When I worked in an archive I'd see people licking their fingers to turn pages. Archival material can be covered in all sorts of nasty things so aside from the damage you can do the item you might pick up a nasty fungal infection. I always asked them if they'd seen the name of the rose and explained it might be a bad idea to get stuff from eg drainage plans into their mouths. Few people did it twice.
 
This is one of the many ways in which I think I was already suited to living during a pandemic, massive cootie-phobe.

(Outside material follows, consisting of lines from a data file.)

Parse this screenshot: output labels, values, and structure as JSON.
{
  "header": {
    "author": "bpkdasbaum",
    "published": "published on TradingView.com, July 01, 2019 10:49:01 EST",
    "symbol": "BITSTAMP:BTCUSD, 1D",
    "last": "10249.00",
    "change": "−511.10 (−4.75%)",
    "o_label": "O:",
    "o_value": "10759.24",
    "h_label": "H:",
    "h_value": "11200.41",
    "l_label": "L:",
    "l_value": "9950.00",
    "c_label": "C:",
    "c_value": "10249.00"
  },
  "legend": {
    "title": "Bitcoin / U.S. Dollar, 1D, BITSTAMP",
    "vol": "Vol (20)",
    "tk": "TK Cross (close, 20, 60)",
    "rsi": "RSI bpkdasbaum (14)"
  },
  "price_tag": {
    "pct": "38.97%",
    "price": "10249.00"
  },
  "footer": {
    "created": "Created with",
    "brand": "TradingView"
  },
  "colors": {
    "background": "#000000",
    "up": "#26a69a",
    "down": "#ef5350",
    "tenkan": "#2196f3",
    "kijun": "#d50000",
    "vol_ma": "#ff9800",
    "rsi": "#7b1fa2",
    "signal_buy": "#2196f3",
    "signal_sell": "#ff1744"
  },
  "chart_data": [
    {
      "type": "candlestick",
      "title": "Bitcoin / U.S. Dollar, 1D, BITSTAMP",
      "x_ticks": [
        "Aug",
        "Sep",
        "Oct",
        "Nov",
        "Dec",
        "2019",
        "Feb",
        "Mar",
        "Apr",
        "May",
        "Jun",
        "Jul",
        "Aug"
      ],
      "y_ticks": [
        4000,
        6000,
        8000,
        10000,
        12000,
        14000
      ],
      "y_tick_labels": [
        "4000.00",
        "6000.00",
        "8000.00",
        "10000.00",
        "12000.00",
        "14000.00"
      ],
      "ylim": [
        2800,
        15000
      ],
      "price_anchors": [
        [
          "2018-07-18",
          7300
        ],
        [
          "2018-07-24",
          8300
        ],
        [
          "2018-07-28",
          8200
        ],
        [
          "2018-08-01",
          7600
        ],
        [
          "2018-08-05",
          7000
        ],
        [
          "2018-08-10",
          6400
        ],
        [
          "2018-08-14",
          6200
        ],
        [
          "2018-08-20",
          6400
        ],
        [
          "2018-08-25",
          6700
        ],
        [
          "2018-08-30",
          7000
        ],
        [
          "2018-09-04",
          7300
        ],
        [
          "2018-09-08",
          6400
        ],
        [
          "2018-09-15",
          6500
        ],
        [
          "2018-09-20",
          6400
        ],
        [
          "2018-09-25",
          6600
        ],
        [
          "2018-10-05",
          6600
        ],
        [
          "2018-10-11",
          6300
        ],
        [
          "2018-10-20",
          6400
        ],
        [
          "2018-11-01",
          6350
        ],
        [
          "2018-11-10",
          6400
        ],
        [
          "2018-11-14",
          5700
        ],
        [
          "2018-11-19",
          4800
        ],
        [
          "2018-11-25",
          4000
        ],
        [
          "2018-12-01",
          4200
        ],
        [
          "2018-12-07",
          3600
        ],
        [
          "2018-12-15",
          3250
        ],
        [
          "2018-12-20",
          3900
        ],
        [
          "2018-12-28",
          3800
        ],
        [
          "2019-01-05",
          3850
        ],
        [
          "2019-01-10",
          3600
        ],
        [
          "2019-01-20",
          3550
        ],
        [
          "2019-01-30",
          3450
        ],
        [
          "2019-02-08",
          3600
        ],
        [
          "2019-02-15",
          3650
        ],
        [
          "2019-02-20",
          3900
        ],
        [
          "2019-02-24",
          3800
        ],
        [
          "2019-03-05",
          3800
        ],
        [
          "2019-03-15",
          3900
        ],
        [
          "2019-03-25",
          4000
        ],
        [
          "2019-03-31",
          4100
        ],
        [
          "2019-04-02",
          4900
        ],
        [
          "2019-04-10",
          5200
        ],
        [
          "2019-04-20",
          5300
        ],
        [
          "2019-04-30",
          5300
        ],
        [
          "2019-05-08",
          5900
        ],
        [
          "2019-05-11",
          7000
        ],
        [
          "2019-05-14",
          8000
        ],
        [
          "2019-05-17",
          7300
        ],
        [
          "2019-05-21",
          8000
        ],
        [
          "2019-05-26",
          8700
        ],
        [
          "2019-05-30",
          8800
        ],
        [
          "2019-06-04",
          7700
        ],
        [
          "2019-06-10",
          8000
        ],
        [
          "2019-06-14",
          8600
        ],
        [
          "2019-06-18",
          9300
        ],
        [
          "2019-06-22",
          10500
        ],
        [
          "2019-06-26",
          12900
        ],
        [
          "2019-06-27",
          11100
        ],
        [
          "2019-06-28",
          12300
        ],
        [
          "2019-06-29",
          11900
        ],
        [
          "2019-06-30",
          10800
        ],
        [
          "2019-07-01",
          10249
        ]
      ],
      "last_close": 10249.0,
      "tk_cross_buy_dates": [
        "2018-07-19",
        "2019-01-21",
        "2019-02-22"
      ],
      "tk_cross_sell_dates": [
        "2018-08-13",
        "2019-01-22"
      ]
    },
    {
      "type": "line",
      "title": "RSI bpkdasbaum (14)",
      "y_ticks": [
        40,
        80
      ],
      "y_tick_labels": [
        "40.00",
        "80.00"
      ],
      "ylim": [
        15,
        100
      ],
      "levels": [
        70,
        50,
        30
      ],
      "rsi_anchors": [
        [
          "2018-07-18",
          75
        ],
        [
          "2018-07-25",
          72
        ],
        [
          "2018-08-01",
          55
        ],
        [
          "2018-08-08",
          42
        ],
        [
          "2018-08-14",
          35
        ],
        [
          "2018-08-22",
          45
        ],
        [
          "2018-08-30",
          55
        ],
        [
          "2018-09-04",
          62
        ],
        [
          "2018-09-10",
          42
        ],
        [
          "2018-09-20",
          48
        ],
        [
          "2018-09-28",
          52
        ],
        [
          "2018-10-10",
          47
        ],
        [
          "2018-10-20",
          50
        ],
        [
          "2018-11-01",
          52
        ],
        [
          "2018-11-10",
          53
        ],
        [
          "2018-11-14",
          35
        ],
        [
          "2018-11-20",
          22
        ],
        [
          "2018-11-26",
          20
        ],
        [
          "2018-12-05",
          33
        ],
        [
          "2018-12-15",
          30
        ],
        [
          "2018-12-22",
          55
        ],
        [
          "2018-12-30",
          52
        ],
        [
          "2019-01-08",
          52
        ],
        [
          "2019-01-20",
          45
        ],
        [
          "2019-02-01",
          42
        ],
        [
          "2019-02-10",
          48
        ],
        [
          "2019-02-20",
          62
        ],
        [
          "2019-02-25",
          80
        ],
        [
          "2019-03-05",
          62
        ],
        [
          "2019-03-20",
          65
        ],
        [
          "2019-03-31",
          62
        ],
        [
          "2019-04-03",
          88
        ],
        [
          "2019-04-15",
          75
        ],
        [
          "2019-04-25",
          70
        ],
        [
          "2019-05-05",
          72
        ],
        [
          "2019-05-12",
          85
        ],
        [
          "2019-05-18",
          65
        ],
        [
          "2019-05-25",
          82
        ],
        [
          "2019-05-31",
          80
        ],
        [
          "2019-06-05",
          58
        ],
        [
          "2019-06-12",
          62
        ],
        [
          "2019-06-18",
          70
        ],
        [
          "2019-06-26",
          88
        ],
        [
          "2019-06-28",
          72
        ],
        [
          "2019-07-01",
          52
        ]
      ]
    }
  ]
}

To the point where I wouldn't drink out of the same glass as my girlfriends, which I knew and know doesn't make logical sense, but 98% of the time it just wigged me out.
My attitude was already primed to change.
Ever since my 20s, with a healthy diet and daily exercise, I grew used to having 4 days sickness per year - rarely ever had secondary symptoms - except for a few discrete incidences of sinusitis and bronchitis (cycling all year probably didn't help with that) just a fever and being knackered - even one case of recognisable flu at 53 (had to pee in a bottle and crawl up the stairs to the bathroom once a day) saw me back on the bike on the Monday ...
I work in a massively public building handling IT equipment with minimal hand-washing ..

But two years running I've had multiple illnesses per year and two years in a row I was hit with something that kept me home for weeks - last year was ostensibly the sickest I have ever been in my life - if I'd taken my temperature I suspect might well have been dialling 111.

I probably caught my lurgies at work - and since I'm now taking care when shopping, I suspect I will never know.